Secondly, the majority seems to base its decision on the notion that the terms and conditions of defendant's parole are negotiable, like arms-length agreements between normal contracting parties. Thus, the majority concludes that "the terms and conditions of Claude's parole were controlled by the state law that was in effect when Claude and the state came to terms." (Maj. Opn. at 7). However, one of the statutory conditions of defendant's parole was that he "abide by the law." R.C. 2967.131. For that reason, it does not matter that "nothing in the record suggests that Claude had any notice that his relation with the state may have been substantively altered by the amended legislation." (Maj. Opn. at 8). "It is an ancient maxim that all are conclusively presumed to know the law." State v. Pinkney (1988), 36 Ohio St. 3d 190, 198. Further, "* * * except with regard to constitutional protections against ex post facto laws * * * felons have no reasonable right to expect that their conduct will never thereafter be made the subject of legislation." Statev. Cook (1998), 83 Ohio St. 3d 404, 412.

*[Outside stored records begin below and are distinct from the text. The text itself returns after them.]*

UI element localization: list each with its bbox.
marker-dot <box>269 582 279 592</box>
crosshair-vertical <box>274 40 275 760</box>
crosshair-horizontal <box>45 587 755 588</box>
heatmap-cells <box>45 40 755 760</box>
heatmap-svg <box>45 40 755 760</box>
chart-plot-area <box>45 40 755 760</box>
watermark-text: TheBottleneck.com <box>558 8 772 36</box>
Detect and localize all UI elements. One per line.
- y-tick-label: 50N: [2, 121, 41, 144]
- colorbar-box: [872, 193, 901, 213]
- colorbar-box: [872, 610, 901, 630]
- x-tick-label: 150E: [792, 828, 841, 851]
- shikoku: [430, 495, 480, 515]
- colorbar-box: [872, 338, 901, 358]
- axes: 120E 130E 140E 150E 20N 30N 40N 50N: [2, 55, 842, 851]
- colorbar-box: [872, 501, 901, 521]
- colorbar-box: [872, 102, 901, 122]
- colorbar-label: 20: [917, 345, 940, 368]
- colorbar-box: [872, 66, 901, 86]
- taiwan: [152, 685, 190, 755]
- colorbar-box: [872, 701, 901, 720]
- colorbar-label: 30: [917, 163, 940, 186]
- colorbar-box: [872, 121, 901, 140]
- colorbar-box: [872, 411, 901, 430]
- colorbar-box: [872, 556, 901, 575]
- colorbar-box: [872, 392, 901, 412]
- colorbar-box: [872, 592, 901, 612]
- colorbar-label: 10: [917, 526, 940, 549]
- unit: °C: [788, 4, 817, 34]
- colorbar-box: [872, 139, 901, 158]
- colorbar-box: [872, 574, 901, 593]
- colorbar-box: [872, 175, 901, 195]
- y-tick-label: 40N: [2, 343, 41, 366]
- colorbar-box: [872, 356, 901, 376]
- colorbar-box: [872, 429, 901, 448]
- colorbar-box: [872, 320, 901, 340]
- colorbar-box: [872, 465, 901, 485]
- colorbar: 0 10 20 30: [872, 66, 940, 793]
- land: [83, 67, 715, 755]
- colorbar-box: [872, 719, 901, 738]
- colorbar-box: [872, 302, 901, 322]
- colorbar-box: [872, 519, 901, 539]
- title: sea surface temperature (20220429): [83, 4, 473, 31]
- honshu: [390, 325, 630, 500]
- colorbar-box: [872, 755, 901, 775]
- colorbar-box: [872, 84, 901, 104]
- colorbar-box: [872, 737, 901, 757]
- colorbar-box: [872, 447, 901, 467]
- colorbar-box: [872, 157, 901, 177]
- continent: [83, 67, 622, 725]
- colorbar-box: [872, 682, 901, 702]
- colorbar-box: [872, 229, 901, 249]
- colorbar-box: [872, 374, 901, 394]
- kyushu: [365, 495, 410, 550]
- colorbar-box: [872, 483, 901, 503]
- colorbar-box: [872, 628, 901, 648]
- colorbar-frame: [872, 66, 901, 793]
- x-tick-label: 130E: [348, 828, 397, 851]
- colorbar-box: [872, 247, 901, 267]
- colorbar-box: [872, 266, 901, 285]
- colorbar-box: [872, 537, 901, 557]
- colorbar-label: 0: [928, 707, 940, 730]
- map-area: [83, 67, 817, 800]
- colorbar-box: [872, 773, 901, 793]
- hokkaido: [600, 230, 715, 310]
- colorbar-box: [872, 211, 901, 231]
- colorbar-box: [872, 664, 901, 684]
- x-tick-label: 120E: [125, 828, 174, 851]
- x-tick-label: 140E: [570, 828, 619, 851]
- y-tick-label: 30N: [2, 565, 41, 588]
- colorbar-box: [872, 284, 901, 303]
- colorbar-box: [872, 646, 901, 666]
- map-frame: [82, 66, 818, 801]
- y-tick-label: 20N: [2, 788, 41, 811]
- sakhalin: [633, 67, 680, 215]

In any event, it is not too much to expect parolee Claude to observe the laws in effect from time to time while he is on parole. I am sure that there are many sexually oriented defendants who did not know that, after they pled guilty to their crimes, the legislature would enact new laws allowing them to be designated as sexual predators and subject to criminal penalties for failure to register. Nevertheless, the Supreme Court has found no constitutional difficulty in upholding that new statutory scheme despite the change in the terms and conditions from the original plea agreement. Cook, supra.

I would affirm the defendant's conviction.